Lending practices are killing Black neighborhoods across the country by making it so that only investors can afford to buy in them, HUD Secretary Marcia Fudge said in a new interview with PBS Newshour.

We’re still redlined communities in this country right now, because people won’t lend in communities where homes are valued at less than $100,000, $125,000, those communities begin to die,” she said. “We won’t loan money for people to buy those houses, we won’t give them money to rehabilitate those houses. So, what happens is investors come in, they buy them up for cash, most of the time, they start to rent,  they do put a little money in them, and then they raise the rents for everybody in the neighborhood.”

Fudge also pointed to appraisal bias a scourge the Biden Administration has attempted to deal with — as one of the chief drivers of inequality among Black and white neighborhoods.
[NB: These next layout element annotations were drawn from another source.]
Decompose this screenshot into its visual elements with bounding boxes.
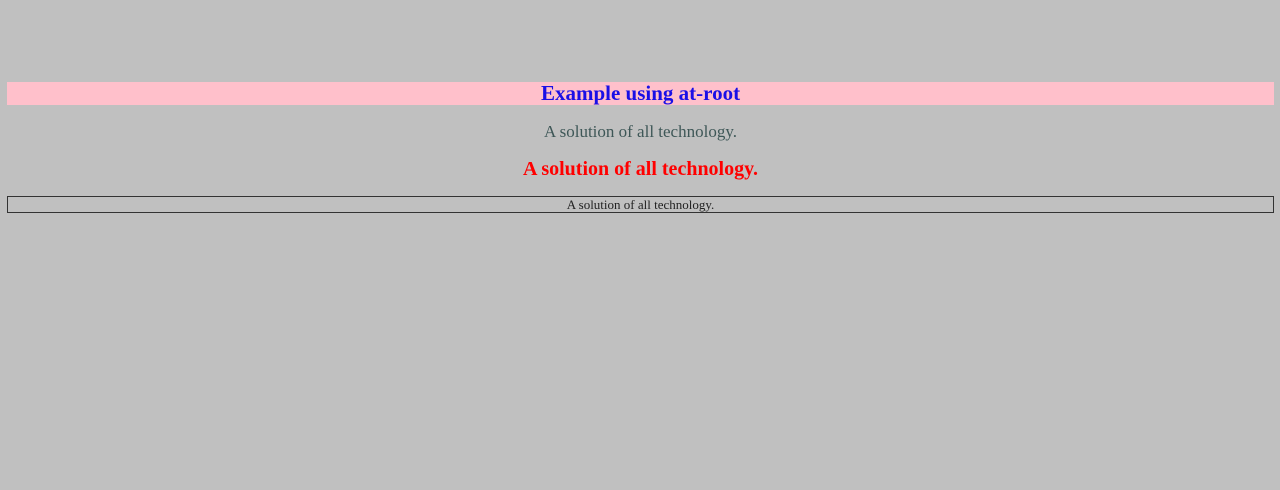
subtitle-text: A solution of all technology.	[544, 122, 737, 141]
bordered-text-box: A solution of all technology.	[7, 196, 1274, 213]
page-heading: Example using at-root	[7, 82, 1274, 105]
red-bold-text: A solution of all technology.	[522, 158, 759, 180]
page-content: Example using at-root A solution of all …	[7, 82, 1274, 213]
I think that we also have to understand that appraisal bias is a major issue in this as well,” Fudge said. “You will find that the blacker or browner the community is, the lower the valuation of the homes. And so that also creates a problem for lenders.”

Student loan debt — which the Biden Administration just wiped out $10,000 of for borrowers across the country — has also created uneven burdens for Black Americans, Fudge pointed out.

Fudge spoke broadly about the nation’s housing crisis and the steps the federal government is taking to ease it. She stressed that the federal government cannot solve the housing crisis itself, the same way Congress and local municipalities cannot ease the burden on their own.

“We need to do everything we can hands-on deck to be sure that everybody has an opportunity to live in a safe, decent house in a decent neighborhood,” Fudge told interviewer Geoff Bennett. “We’re doing everything from the federal government that we can, but we need help from Congress. We also need help from communities that are suffering with these problems.”

With homeownership becoming unattainable for many Americans, rents continuing to grow at breakneck speed   with the federal government estimating that the nation is short 1.5 million units of housing, Fudge acknowledged that the best way forward to is to find ways to make it sustainable for developers to build more multifamily housing.

“What I do believe is that we need to find ways to incentivize or encourage developers to build more multifamily housing,” she said.

Fudge pointed to funds the federal government has already put in the coffers of local municipalities, but stressed that it was up to them to prioritize housing when drafting budgets.

“There is more money out there right now than they will ever have,” Fudge said. “The Rescue Plan, the COVID Plan, those bills created an environment where many states and cities are flush with resources. So, between treasury and us, we are saying to them, look, you have these resources, use them to try to alleviate this housing crisis that you have in your community.”

So together, all of us working together, I do believe that we can make a dent in it,” she added.